The core of my implementation (propagation of the Angular Spectrum) is in the MonochromaticField propagate method, in monochromatic_simulator.py:

def propagate(self, z):
    self.z += z

    # compute angular spectrum
    fft_c = fft2(self.E)
    c = fftshift(fft_c)

    kx = 2*bd.pi*bd.fft.fftshift(bd.fft.fftfreq(simulation.Nx, d = simulation.dx))
    ky = 2*bd.pi*bd.fft.fftshift(bd.fft.fftfreq(simulation.Ny, d = simulation.dy))
    kx, ky = np.meshgrid(kx, ky)
    kz = np.sqrt((2 * np.pi / self.?) ** 2 - kx ** 2 - ky ** 2)

    # propagate the angular spectrum a distance z
    E = ifft2(ifftshift(c * np.exp(1j * kz * z)))

    # compute Field Intensity
    self.I = np.real(E * np.conjugate(E)) 

You can see that I used the method fftshift after performing the FFT to match the definition of the Fourier Transform.
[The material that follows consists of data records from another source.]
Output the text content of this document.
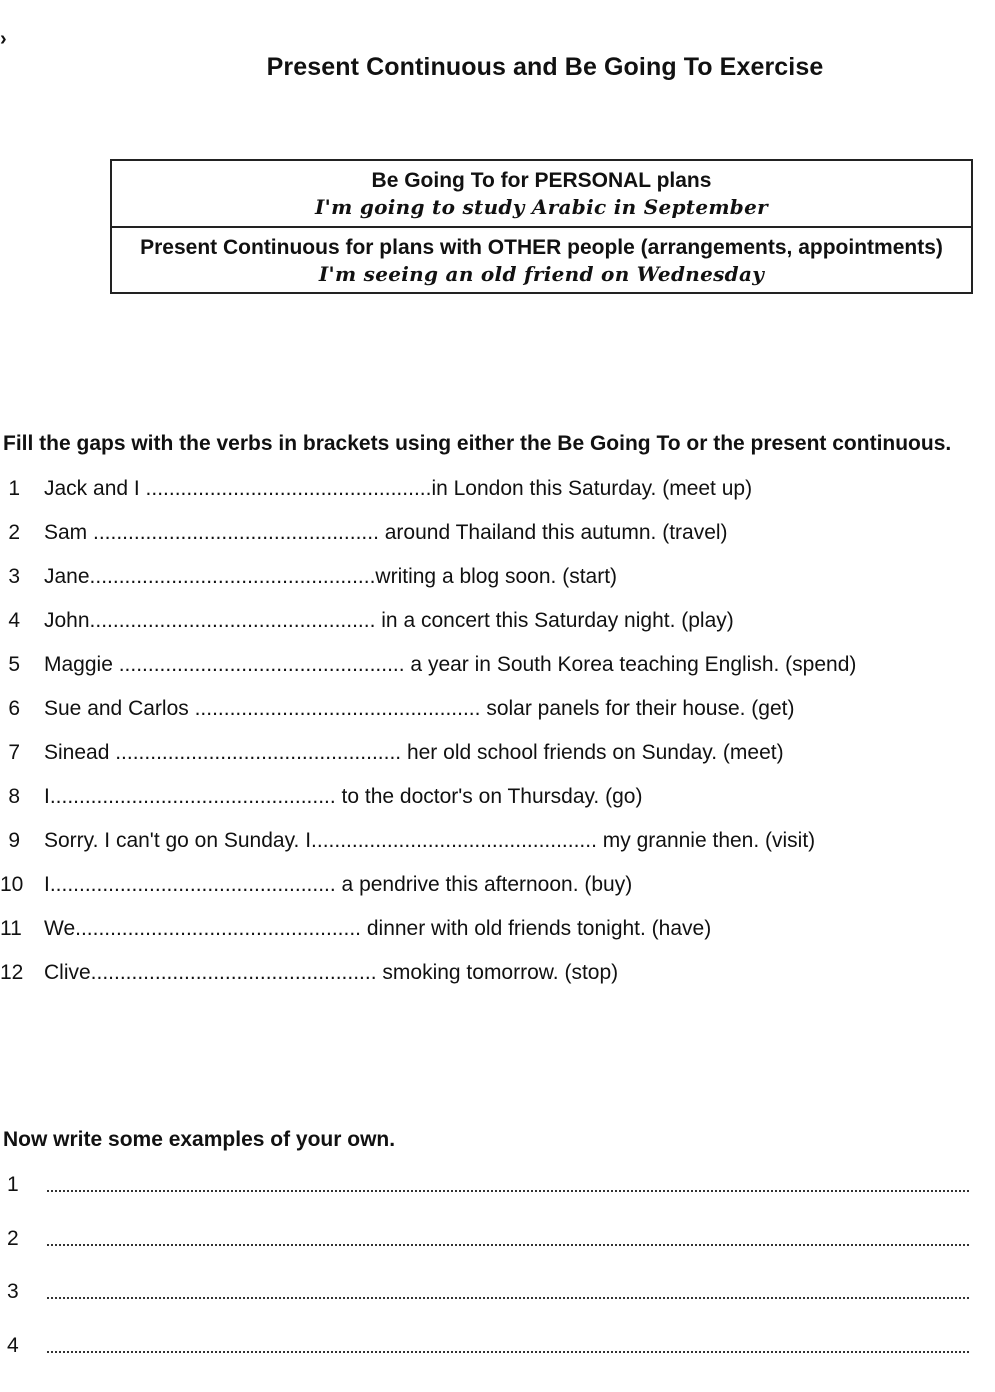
›
Present Continuous and Be Going To Exercise
Be Going To for PERSONAL plans
I'm going to study Arabic in September
Present Continuous for plans with OTHER people (arrangements, appointments)
I'm seeing an old friend on Wednesday
Fill the gaps with the verbs in brackets using either the Be Going To or the present continuous.
1 Jack and I .................................................in London this Saturday. (meet up)
2 Sam ................................................. around Thailand this autumn. (travel)
3 Jane.................................................writing a blog soon. (start)
4 John................................................. in a concert this Saturday night. (play)
5 Maggie ................................................. a year in South Korea teaching English. (spend)
6 Sue and Carlos ................................................. solar panels for their house. (get)
7 Sinead ................................................. her old school friends on Sunday. (meet)
8 I................................................. to the doctor's on Thursday. (go)
9 Sorry. I can't go on Sunday. I................................................. my grannie then. (visit)
10 I................................................. a pendrive this afternoon. (buy)
11 We................................................. dinner with old friends tonight. (have)
12 Clive................................................. smoking tomorrow. (stop)
Now write some examples of your own.
1
2
3
4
Also, if you want to discard the evanescent fields as you seem you want to do, it's a much better approach to use numpy.where instead of looping every pixel, since Python loops are much slower:

    # propagate the angular spectrum a distance z
    mask = (2*np.pi/self.?)**2 - kx**2 - ky**2 > 0
    A = np.where(mask, c*np.exp(1j*kz * z),  0)
    E = ifft2(ifftshift(A))

This code should replace the last lines in the compute_colors_at method. Hope that this helps!

Answer 2

It can be tricky to get this right. Here it is:

u = ... # this is your 2D complex field that you wish to propagate
z = ... # this is the distance by which you wish to propagate

dx, dy = 1, 1 # or whatever

wavelen = 1 # or whatever
wavenum = 2 * np.pi / wavelen
wavenum_sq = wavenum * wavenum

kx = np.fft.fftfreq(u.shape[0], dx / (2 * np.pi))
ky = np.fft.fftfreq(u.shape[1], dy / (2 * np.pi))
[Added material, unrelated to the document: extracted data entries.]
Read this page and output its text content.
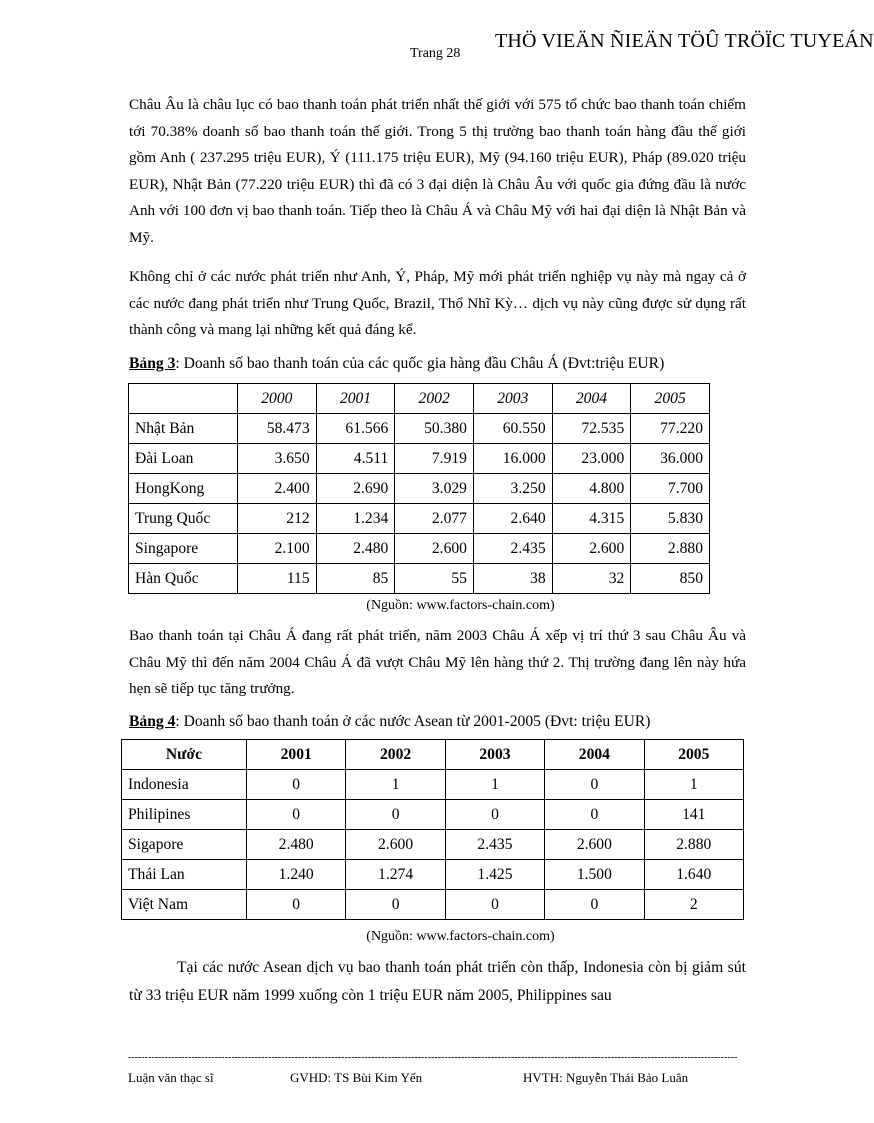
Trang 28
THÖ VIEÄN ÑIEÄN TÖÛ TRÖÏC TUYEÁN
Châu Âu là châu lục có bao thanh toán phát triển nhất thế giới với 575 tổ chức bao thanh toán chiếm tới 70.38% doanh số bao thanh toán thế giới. Trong 5 thị trường bao thanh toán hàng đầu thế giới gồm Anh ( 237.295 triệu EUR), Ý (111.175 triệu EUR), Mỹ (94.160 triệu EUR), Pháp (89.020 triệu EUR), Nhật Bản (77.220 triệu EUR) thì đã có 3 đại diện là Châu Âu với quốc gia đứng đầu là nước Anh với 100 đơn vị bao thanh toán. Tiếp theo là Châu Á và Châu Mỹ với hai đại diện là Nhật Bản và Mỹ.
Không chỉ ở các nước phát triển như Anh, Ý, Pháp, Mỹ mới phát triển nghiệp vụ này mà ngay cả ở các nước đang phát triển như Trung Quốc, Brazil, Thổ Nhĩ Kỳ… dịch vụ này cũng được sử dụng rất thành công và mang lại những kết quả đáng kể.
Bảng 3: Doanh số bao thanh toán của các quốc gia hàng đầu Châu Á (Đvt:triệu EUR)
	2000	2001	2002	2003	2004	2005
Nhật Bản	58.473	61.566	50.380	60.550	72.535	77.220
Đài Loan	3.650	4.511	7.919	16.000	23.000	36.000
HongKong	2.400	2.690	3.029	3.250	4.800	7.700
Trung Quốc	212	1.234	2.077	2.640	4.315	5.830
Singapore	2.100	2.480	2.600	2.435	2.600	2.880
Hàn Quốc	115	85	55	38	32	850
(Nguồn: www.factors-chain.com)
Bao thanh toán tại Châu Á đang rất phát triển, năm 2003 Châu Á xếp vị trí thứ 3 sau Châu Âu và Châu Mỹ thì đến năm 2004 Châu Á đã vượt Châu Mỹ lên hàng thứ 2. Thị trường đang lên này hứa hẹn sẽ tiếp tục tăng trưởng.
Bảng 4: Doanh số bao thanh toán ở các nước Asean từ 2001-2005 (Đvt: triệu EUR)
Nước	2001	2002	2003	2004	2005
Indonesia	0	1	1	0	1
Philipines	0	0	0	0	141
Sigapore	2.480	2.600	2.435	2.600	2.880
Thái Lan	1.240	1.274	1.425	1.500	1.640
Việt Nam	0	0	0	0	2
(Nguồn: www.factors-chain.com)
Tại các nước Asean dịch vụ bao thanh toán phát triển còn thấp, Indonesia còn bị giảm sút từ 33 triệu EUR năm 1999 xuống còn 1 triệu EUR năm 2005, Philippines sau
---------------------------------------------------------------------------------------------------------------------------------------------------------------------------------------
Luận văn thạc sĩ	GVHD: TS Bùi Kim Yến	HVTH: Nguyễn Thái Bảo Luân
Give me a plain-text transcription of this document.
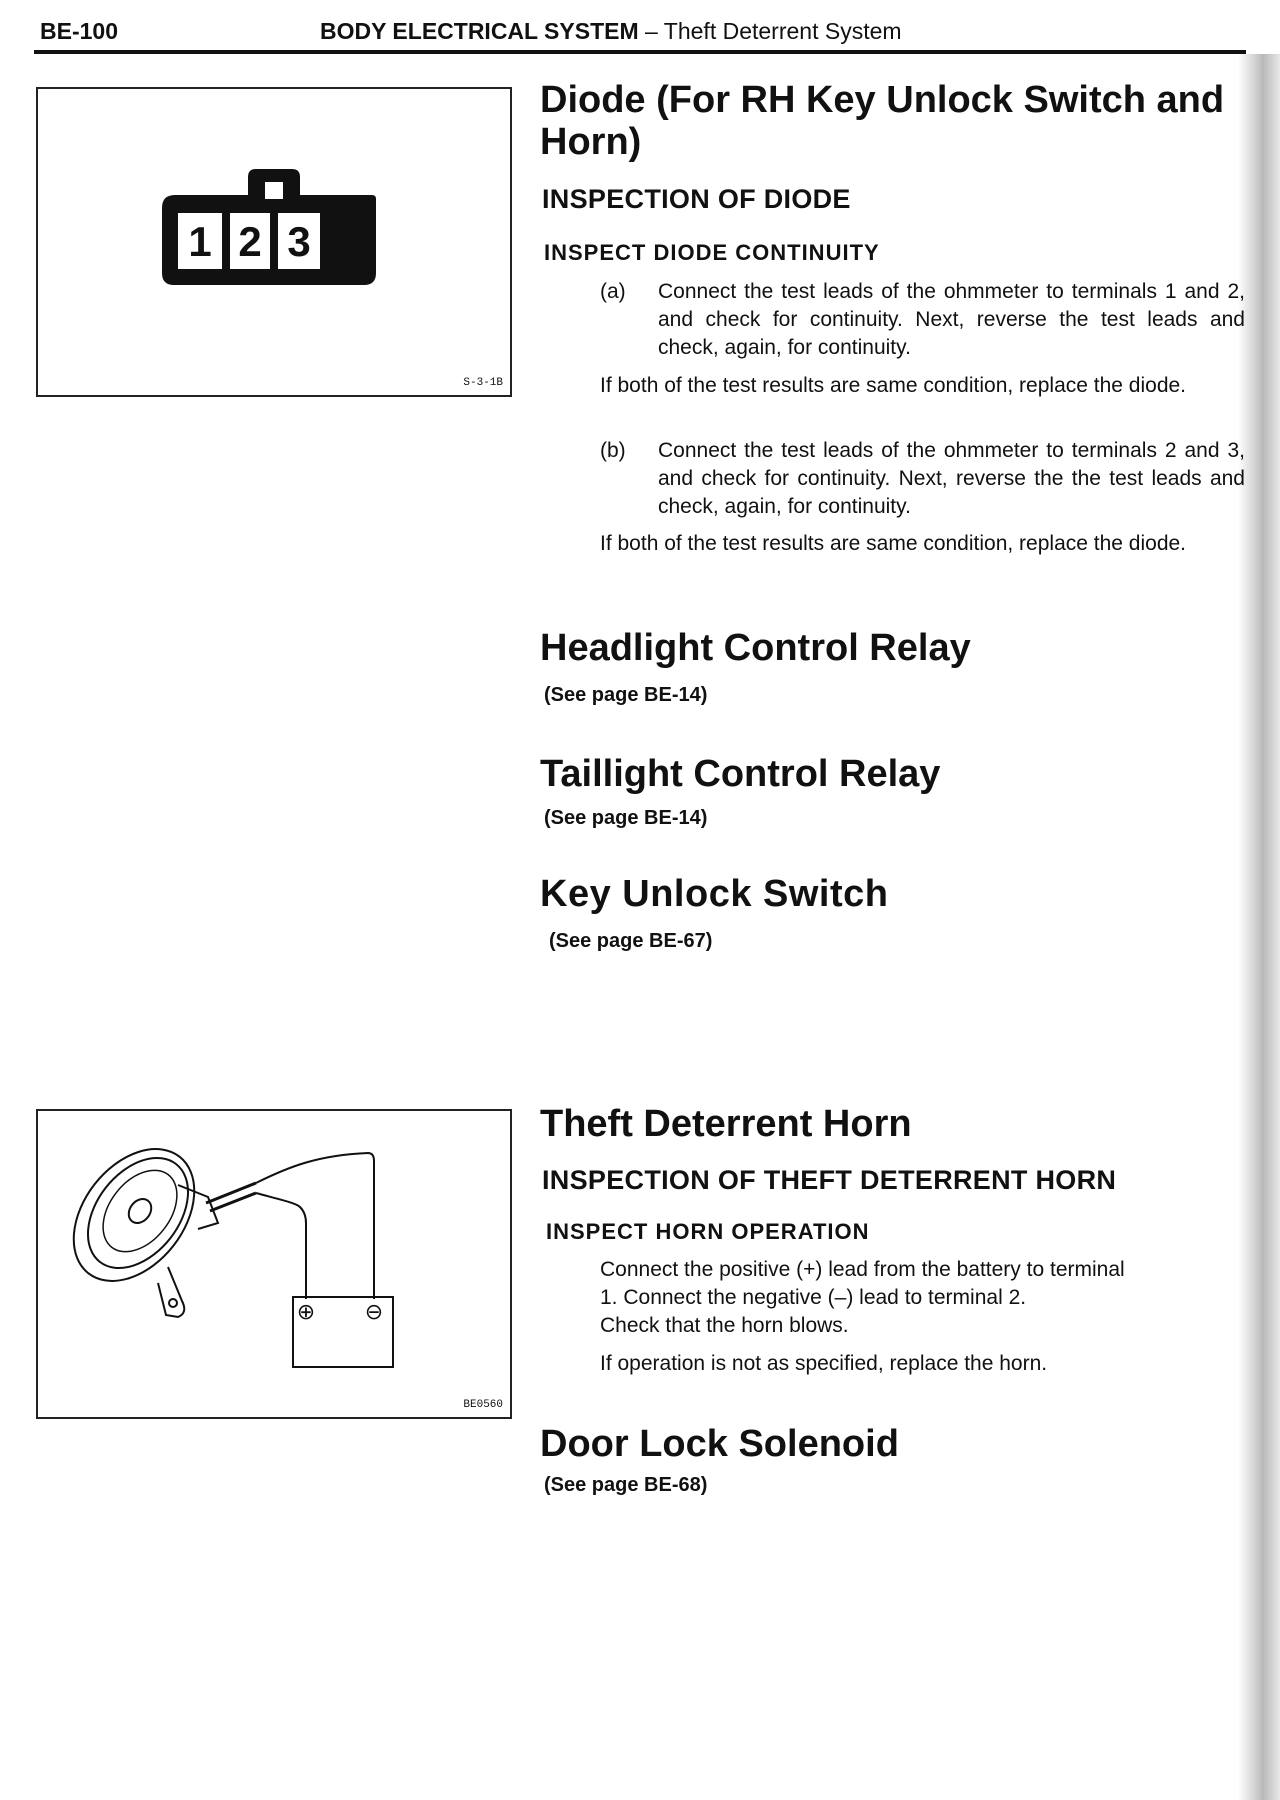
BE-100	BODY ELECTRICAL SYSTEM – Theft Deterrent System
1 2 3
S-3-1B
Diode (For RH Key Unlock Switch and Horn)
INSPECTION OF DIODE
INSPECT DIODE CONTINUITY
(a)	Connect the test leads of the ohmmeter to terminals 1 and 2, and check for continuity. Next, reverse the test leads and check, again, for continuity.
If both of the test results are same condition, replace the diode.
(b)	Connect the test leads of the ohmmeter to terminals 2 and 3, and check for continuity. Next, reverse the the test leads and check, again, for continuity.
If both of the test results are same condition, replace the diode.
Headlight Control Relay
(See page BE-14)
Taillight Control Relay
(See page BE-14)
Key Unlock Switch
(See page BE-67)
⊕ ⊖
BE0560
Theft Deterrent Horn
INSPECTION OF THEFT DETERRENT HORN
INSPECT HORN OPERATION
Connect the positive (+) lead from the battery to terminal
1. Connect the negative (–) lead to terminal 2.
Check that the horn blows.
If operation is not as specified, replace the horn.
Door Lock Solenoid
(See page BE-68)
# this is just for broadcasting, the "indexing" argument prevents NumPy
# from doing a transpose (default meshgrid behaviour)
kx, ky = np.meshgrid(kx, ky, indexing = 'ij', sparse = True)

kz_sq = kx * kx + ky * ky

# we zero out anything for which this is not true, see many textbooks on
# optics for an explanation
mask = wavenum * wavenum > kz_sq

g = np.zeros((len(kx), len(ky)), dtype = np.complex_)
g[mask] = np.exp(1j * np.sqrt(wavenum_sq - kz_sq[mask]) * z)

res = np.fft.ifft2(g * np.fft.fft2(u)) # this is the result

You probably want to pad u to prevent wrap around. In that case, simply compute g with the shape doubled then slice the result.